Полина все еще стояла надо мной и выжидающе на меня смотрела. Впрочем, ее поступок и ее слова не стали для меня неожиданностью. Про то, что я не умею работать, в «Искустве жить» мне заявляли постоянно – как-то же надо было оправдать свои хищнические действия по отношению к моим заказам. Такая низкая оценка моей личности и моих способностей позволяла им объяснить, прежде всего, мне самой, почему они могут захапывать моих клиентов и мои деньги. При этом я открывала статистику продаж и неизменно видела, что мои показатели там выше среднего – ничуть не хуже, чем у остальных девиц. А еще я читала отзывы от своих довольных заказчиков. Я вскинула подбородок и с улыбкой взглянула на Полину.
– Полина, пожалуйста, научи, как надо работать. Ты ведь старший менеджер.
Вот что смешно: при моих попытках уточнить, как же именно надо работать, и просьбе научить меня это делать, мне неизменно ничего не могли ответить, а лишь раздраженно поджимали губы. Так было и на этот раз: Полина сделала оскорбленное лицо и плотно сомкнула свои уста. Я улыбнулась. Я была уверена, что отшила ее. Но, выдержав свою фирменную театральную паузу, Полина выдала:
– Если ты все-таки вдруг не поняла: этот заказ будет вести Элла.
Ничего больше не сказав, Полина развернулась и медленно поплыла на свое место. Там она царственно присела на свой стул, тщательно расправив складки своей юбочки. Она считала разговор оконченным, а меня – побежденной.
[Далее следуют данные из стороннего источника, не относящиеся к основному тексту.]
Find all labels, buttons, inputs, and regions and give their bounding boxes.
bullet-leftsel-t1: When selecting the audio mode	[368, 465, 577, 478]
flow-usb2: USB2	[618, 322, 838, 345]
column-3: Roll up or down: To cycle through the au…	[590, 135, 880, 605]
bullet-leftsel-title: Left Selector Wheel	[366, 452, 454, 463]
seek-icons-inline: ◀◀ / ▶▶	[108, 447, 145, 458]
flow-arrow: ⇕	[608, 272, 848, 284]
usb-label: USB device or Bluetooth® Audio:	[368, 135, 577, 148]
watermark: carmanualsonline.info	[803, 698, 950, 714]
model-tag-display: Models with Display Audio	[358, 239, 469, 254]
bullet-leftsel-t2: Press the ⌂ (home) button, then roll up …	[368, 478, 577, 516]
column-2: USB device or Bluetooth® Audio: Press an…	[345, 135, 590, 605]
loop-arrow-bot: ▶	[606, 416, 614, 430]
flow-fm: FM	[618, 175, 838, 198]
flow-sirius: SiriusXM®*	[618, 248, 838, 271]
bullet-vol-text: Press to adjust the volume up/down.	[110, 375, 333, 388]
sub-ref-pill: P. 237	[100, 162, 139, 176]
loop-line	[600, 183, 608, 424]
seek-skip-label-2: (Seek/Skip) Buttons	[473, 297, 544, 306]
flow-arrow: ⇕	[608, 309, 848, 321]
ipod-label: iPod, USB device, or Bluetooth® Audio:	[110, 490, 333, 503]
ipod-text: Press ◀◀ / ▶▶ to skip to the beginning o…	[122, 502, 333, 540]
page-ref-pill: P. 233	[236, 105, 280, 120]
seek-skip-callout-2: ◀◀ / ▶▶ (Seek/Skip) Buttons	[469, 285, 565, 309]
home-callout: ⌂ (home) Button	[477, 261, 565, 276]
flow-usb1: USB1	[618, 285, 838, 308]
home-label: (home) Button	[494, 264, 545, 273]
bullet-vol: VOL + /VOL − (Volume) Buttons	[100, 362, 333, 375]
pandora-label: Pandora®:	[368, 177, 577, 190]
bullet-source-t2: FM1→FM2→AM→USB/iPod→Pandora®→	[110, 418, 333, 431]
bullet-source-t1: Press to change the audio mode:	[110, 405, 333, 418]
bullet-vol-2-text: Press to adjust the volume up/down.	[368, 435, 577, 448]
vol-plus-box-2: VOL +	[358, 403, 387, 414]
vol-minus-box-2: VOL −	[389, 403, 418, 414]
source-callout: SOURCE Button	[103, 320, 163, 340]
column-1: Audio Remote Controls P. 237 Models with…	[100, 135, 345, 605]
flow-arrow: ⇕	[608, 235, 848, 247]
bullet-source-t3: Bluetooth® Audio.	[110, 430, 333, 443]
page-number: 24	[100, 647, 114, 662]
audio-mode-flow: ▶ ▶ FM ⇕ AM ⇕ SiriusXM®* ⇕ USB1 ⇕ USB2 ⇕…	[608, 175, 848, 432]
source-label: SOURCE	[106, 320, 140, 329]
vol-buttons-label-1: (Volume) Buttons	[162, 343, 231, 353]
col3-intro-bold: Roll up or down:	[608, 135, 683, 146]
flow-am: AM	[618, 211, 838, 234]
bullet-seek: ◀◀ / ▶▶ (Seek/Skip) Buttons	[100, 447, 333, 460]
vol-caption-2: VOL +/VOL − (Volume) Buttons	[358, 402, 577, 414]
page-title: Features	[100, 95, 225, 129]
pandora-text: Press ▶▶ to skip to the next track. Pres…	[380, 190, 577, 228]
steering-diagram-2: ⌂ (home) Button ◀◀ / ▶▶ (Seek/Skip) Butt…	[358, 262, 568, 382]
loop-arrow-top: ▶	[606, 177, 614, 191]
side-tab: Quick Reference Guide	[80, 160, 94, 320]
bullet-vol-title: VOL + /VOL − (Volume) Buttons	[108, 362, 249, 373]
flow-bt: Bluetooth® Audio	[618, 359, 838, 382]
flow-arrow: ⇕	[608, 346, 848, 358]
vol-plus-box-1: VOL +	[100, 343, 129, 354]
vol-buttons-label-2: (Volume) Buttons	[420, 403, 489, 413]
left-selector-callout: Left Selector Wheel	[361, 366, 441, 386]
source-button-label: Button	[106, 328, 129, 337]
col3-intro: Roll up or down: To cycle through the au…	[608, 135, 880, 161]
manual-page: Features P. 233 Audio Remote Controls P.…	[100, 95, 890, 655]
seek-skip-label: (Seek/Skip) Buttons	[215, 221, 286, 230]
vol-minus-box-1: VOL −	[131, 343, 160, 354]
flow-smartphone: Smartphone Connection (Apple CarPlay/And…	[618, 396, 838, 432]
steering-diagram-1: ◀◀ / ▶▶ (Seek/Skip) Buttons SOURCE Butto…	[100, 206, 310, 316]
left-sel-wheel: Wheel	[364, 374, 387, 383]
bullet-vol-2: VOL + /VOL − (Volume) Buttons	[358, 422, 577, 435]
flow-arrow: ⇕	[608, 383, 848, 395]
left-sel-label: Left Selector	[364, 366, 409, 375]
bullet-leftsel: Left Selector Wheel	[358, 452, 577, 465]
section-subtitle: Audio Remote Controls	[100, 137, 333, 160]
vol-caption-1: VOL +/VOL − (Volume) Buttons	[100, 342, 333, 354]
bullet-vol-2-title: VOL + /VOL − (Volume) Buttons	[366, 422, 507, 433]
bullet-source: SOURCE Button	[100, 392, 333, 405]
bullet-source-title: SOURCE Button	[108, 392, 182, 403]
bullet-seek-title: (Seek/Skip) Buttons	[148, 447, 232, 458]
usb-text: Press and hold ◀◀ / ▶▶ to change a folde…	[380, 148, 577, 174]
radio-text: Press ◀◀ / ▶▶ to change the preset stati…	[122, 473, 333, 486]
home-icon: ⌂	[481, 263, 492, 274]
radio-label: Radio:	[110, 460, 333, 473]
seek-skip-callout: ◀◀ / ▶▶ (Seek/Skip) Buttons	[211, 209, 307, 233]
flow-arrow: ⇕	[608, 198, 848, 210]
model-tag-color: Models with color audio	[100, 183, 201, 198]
– Хорошо, Полин, – громко сказала я со своего места. – Если мы теперь работаем на таких условиях, так тому и быть. Но тогда и я в следующий раз поступлю так же: когда придет твой клиент, я просто возьму его себе, хорошо? Только вот жаль, что это будет нескоро: ты ведь у нас не снисходишь до простых заказов.
Пробегавшая мимо швея украдкой хмыкнула и, взяв с полки отрез материи, скрылась в своей каморке. Круглые совиные глаза округлились еще больше. Полина медленно встала и яростно расправила складки своей юбочки. Несколько угрожающих шагов в мою сторону сделала и здоровенная Элла.
– Какое право ты имеешь критиковать нашу Полину? Ее все любят и уважают. А ты здесь всего лишь изгой. Ты здесь работаешь только потому, что нравишься директрисе.
У меня внутри что-то опустилось. Я поискала глазами Дашу – свою единственную поддержку. Ну куда она запропастилась? Она ведь только что сидела за своим столом! В последнее время она каждый раз вот так исчезает, когда она мне так нужна…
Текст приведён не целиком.